Wie viel Vermögen bleibt bei Insolvenz unangetastet?

Wenn jemand überschuldet ist und eine Privatinsolvenz beantragt, stellt sich oft die Frage: Was darf man behalten? Nicht alles Vermögen wird zwanglos verkauft – es gibt klare Regelungen, was als unantastbar gilt.

Der Barbetrag von 5.000 Euro ist grundsätzlich geschützt. Das bedeutet: Wer Insolvenz anmeldet, darf bis zu dieser Summe als freies Guthaben behalten, etwa auf dem Konto. Dieses Geld dient dazu, den Lebensunterhalt während des Verfahrens zu sichern, ohne auf Sozialleistungen angewiesen zu sein.

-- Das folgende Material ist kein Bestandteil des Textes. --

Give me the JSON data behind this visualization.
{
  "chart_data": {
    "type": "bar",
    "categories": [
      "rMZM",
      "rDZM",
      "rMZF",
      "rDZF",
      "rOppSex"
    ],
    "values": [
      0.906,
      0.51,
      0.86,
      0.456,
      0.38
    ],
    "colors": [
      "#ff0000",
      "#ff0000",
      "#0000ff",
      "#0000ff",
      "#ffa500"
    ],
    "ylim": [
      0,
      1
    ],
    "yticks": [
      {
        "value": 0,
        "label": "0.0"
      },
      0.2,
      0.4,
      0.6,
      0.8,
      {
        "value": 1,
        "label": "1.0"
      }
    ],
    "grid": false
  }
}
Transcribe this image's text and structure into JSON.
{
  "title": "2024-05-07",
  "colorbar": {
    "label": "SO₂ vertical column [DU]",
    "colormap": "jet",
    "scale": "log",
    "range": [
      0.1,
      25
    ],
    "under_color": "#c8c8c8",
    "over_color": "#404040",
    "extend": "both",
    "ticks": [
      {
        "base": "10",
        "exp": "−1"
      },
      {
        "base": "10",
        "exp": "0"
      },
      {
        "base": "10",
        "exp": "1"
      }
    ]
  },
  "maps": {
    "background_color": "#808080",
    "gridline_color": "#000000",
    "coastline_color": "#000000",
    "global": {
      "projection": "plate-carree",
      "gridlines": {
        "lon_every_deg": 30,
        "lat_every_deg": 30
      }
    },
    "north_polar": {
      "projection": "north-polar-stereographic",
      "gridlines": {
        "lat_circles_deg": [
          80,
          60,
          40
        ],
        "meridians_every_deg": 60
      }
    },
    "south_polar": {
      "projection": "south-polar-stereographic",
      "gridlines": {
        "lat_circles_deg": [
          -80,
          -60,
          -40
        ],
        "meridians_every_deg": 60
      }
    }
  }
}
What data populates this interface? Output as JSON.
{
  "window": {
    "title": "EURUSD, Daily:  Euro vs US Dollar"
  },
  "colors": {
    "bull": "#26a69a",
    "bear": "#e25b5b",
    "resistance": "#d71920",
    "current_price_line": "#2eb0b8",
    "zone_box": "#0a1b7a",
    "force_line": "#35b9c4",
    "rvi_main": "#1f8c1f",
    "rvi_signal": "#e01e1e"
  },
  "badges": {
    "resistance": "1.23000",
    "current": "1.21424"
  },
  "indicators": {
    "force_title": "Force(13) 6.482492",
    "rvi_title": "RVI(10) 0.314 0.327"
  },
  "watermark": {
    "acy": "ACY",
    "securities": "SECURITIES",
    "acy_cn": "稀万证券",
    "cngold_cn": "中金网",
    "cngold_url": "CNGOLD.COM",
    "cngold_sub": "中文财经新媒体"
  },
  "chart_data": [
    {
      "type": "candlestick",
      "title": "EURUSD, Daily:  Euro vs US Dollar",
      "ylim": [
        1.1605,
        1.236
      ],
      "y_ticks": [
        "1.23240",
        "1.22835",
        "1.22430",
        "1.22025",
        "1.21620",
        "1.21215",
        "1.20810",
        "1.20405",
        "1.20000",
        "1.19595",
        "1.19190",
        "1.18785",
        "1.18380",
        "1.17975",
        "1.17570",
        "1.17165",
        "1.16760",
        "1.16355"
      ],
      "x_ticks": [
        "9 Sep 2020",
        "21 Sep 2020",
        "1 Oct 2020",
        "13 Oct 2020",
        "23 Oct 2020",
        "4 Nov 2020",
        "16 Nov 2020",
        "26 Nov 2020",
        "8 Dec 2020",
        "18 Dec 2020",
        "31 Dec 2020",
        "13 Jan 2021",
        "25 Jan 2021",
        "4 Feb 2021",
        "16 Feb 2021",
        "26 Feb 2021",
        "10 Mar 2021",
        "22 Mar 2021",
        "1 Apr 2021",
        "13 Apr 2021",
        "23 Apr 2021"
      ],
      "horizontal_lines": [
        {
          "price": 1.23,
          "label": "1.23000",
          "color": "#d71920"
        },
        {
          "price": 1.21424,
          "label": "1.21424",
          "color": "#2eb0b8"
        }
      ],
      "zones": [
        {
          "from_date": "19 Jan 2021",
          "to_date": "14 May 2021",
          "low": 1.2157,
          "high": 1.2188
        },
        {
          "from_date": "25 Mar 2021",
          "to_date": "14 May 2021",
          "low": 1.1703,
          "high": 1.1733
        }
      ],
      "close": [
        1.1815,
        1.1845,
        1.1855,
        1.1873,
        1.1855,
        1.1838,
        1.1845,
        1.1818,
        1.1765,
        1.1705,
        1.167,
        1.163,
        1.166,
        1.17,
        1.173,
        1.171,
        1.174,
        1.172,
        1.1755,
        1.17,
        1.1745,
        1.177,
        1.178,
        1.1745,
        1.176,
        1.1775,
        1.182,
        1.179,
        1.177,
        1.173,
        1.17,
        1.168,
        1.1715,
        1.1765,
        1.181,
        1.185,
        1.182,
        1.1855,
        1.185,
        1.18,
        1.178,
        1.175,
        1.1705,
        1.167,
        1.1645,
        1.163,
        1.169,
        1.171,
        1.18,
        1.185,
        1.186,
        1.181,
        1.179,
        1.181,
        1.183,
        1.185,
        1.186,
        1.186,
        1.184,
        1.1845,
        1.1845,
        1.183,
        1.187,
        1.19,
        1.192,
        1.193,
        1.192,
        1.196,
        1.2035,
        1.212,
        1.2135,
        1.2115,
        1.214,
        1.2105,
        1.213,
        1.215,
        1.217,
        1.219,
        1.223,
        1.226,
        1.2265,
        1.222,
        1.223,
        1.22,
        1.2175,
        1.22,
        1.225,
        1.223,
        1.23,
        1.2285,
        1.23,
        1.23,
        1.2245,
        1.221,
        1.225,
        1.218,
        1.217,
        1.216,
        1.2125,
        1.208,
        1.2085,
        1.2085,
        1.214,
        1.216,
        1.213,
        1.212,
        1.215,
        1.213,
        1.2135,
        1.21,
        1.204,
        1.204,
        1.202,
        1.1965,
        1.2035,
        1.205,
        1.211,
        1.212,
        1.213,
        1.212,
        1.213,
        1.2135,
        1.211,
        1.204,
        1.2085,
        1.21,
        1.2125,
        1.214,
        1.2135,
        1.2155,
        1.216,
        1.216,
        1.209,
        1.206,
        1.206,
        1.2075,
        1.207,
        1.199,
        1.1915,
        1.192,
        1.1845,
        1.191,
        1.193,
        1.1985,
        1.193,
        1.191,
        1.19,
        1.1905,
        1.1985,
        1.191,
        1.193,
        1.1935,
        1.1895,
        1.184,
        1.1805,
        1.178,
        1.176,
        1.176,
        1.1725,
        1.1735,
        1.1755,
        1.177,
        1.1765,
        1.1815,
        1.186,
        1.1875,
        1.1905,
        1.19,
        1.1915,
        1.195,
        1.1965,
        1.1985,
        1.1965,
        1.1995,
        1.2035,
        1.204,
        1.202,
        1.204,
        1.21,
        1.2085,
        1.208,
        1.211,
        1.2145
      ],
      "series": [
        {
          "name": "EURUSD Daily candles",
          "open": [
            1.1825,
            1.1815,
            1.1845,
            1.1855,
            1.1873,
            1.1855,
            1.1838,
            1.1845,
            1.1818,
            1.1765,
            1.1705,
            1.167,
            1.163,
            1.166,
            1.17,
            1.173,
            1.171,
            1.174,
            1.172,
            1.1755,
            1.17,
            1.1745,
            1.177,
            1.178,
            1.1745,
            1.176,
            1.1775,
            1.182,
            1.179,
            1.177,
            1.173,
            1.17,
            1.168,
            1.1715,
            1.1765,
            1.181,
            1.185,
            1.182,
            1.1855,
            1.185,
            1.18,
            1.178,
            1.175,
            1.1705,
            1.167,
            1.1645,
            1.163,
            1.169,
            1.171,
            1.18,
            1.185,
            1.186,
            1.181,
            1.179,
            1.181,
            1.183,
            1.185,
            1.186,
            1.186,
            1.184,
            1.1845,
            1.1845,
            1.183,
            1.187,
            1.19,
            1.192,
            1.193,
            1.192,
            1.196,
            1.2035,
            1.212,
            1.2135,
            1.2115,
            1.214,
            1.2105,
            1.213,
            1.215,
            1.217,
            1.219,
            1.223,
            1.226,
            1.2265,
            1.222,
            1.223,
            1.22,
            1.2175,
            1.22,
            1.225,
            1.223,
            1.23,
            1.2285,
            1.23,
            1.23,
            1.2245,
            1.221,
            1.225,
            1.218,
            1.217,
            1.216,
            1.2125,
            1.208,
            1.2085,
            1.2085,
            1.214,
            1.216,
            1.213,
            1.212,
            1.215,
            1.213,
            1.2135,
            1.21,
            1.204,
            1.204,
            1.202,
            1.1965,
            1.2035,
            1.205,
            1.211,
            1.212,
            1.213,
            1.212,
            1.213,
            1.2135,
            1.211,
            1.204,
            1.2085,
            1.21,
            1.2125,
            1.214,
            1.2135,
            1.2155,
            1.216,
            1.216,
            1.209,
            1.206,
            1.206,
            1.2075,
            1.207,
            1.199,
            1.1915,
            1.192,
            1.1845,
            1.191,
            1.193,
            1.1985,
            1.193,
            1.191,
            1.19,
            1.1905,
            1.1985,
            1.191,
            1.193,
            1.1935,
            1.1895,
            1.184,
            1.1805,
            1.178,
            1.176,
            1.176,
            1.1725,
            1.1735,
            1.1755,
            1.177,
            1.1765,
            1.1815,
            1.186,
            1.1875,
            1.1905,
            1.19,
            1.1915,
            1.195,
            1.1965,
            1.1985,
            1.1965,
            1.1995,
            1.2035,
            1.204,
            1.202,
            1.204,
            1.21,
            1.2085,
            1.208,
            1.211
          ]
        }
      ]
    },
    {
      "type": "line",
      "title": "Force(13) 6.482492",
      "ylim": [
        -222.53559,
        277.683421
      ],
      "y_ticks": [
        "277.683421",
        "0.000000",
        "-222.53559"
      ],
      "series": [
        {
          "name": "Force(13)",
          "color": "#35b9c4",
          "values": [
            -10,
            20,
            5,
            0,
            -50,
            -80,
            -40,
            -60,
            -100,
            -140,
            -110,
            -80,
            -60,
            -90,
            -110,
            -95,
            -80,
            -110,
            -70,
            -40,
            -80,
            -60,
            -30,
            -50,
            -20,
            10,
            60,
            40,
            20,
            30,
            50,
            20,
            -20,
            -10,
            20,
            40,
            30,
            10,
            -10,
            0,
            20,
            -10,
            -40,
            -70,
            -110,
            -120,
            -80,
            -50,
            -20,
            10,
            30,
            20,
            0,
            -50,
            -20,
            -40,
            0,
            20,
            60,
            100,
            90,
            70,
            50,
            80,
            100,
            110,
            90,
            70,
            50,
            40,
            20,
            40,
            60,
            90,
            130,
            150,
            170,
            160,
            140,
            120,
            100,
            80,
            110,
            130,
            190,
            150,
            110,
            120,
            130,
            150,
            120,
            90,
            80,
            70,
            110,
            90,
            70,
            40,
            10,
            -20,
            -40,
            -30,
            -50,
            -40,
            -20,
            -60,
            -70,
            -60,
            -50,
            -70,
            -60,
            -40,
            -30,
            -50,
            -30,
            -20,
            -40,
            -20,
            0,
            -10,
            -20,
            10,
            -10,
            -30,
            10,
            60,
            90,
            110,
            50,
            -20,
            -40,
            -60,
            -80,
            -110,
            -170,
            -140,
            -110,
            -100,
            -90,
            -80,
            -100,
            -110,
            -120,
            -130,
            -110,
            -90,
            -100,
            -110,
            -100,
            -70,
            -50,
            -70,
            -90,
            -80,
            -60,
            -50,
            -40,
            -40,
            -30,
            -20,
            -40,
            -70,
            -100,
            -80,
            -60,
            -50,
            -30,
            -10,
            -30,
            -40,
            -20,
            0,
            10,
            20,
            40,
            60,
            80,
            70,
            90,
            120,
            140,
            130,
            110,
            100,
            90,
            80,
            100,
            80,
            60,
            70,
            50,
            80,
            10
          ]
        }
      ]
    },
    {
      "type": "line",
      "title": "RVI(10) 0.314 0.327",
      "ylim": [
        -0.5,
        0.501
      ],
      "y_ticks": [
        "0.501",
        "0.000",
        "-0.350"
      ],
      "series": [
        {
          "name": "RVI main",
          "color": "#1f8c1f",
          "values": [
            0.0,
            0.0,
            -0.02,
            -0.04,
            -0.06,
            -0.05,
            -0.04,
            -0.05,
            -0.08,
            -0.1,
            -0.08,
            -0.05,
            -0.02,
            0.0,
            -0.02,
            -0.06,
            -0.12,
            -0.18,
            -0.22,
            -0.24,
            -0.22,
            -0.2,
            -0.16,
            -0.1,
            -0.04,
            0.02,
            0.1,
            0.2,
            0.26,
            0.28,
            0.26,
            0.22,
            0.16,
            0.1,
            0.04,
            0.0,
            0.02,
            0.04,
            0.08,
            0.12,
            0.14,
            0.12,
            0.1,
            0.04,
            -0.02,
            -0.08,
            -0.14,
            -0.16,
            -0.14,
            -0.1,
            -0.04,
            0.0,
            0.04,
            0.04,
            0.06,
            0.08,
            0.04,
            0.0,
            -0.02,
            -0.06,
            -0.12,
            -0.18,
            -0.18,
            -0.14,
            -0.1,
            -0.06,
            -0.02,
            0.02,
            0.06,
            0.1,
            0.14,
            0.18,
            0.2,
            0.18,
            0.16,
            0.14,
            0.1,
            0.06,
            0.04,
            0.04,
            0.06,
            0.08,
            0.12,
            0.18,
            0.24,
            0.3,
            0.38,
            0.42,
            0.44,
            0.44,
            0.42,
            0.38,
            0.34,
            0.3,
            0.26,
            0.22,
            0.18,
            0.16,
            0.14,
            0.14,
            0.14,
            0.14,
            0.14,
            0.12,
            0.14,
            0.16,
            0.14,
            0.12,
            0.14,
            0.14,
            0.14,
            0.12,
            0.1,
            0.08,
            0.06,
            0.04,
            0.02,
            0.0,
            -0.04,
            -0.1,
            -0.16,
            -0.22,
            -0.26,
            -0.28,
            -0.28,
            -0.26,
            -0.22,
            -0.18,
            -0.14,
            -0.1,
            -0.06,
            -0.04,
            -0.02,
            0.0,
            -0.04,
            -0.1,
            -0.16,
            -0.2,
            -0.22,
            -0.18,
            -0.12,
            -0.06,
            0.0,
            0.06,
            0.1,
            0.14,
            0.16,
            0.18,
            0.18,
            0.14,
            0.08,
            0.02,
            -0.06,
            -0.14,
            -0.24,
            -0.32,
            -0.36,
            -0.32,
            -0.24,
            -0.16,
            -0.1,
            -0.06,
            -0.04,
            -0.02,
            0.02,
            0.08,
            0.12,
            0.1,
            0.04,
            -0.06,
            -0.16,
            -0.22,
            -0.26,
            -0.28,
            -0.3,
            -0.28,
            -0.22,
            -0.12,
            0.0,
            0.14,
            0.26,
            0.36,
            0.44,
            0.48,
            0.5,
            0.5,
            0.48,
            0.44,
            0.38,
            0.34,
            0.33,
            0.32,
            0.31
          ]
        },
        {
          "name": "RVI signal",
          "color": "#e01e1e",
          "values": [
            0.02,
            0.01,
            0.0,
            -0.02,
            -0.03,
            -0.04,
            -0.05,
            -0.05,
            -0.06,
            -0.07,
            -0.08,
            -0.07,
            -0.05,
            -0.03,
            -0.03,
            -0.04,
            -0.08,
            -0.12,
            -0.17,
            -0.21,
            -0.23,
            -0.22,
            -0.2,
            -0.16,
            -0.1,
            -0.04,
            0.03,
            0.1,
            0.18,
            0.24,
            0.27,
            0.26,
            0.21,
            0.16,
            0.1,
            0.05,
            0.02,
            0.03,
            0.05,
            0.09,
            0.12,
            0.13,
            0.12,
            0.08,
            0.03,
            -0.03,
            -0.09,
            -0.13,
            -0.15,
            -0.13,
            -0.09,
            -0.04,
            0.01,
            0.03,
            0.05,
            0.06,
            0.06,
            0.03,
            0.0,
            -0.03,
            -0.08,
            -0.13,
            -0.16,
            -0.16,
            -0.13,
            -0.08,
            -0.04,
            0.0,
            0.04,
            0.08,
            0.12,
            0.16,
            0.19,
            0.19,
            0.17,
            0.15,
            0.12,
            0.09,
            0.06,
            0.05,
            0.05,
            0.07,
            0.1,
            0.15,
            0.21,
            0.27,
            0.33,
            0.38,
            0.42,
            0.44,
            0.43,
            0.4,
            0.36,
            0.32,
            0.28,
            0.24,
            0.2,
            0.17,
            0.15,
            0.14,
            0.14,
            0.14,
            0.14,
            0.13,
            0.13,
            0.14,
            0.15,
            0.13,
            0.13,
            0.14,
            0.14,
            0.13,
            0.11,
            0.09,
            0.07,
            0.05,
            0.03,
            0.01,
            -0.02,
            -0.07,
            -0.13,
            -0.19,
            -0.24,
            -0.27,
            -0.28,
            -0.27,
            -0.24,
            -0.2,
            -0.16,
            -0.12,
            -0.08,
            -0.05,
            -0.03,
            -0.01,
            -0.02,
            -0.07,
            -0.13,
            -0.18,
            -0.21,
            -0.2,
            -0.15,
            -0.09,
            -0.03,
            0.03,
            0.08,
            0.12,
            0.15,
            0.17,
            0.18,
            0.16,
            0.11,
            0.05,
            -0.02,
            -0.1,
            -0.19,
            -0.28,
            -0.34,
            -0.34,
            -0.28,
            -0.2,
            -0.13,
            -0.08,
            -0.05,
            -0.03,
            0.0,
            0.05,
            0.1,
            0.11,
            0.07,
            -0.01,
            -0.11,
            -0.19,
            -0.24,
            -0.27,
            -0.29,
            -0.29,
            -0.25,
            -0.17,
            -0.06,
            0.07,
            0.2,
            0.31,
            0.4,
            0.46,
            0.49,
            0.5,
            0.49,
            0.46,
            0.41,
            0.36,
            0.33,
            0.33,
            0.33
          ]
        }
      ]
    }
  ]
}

Auch der Besitz einer selbstgenutzten Immobilie ist unter bestimmten Bedingungen erlaubt. Wichtig ist dabei die Größe: Für einen 4-Personen-Haushalt darf die bewohnte Wohnung oder das Haus bis zu 130 Quadratmetern umfassen. Wer darüber hinaus wohnt, könnte aufgefordert werden, in eine kleinere, angemessenere Unterkunft umzuziehen, damit der überschüssige Wert für die Gläubiger verwertet werden kann.

Die Regelungen sollen sicherstellen, dass ein Insolvenznehmer nicht mittellos dasteht, sondern nach Abschluss des Verfahrens – meist nach sechs Jahren – mit einem kleinen finanziellen Puffer neu starten kann. Es geht also nicht darum, alles wegzunehmen, sondern fairen Ausgleich zu schaffen – für Schuldner und Gläubiger gleichermaßen.

Stand dieser Bestimmungen: 16. März 2019. Wer konkret betroffen ist, sollte sich dennoch fachlich beraten lassen, da Einzelfälle oft von der Regel abweichen können.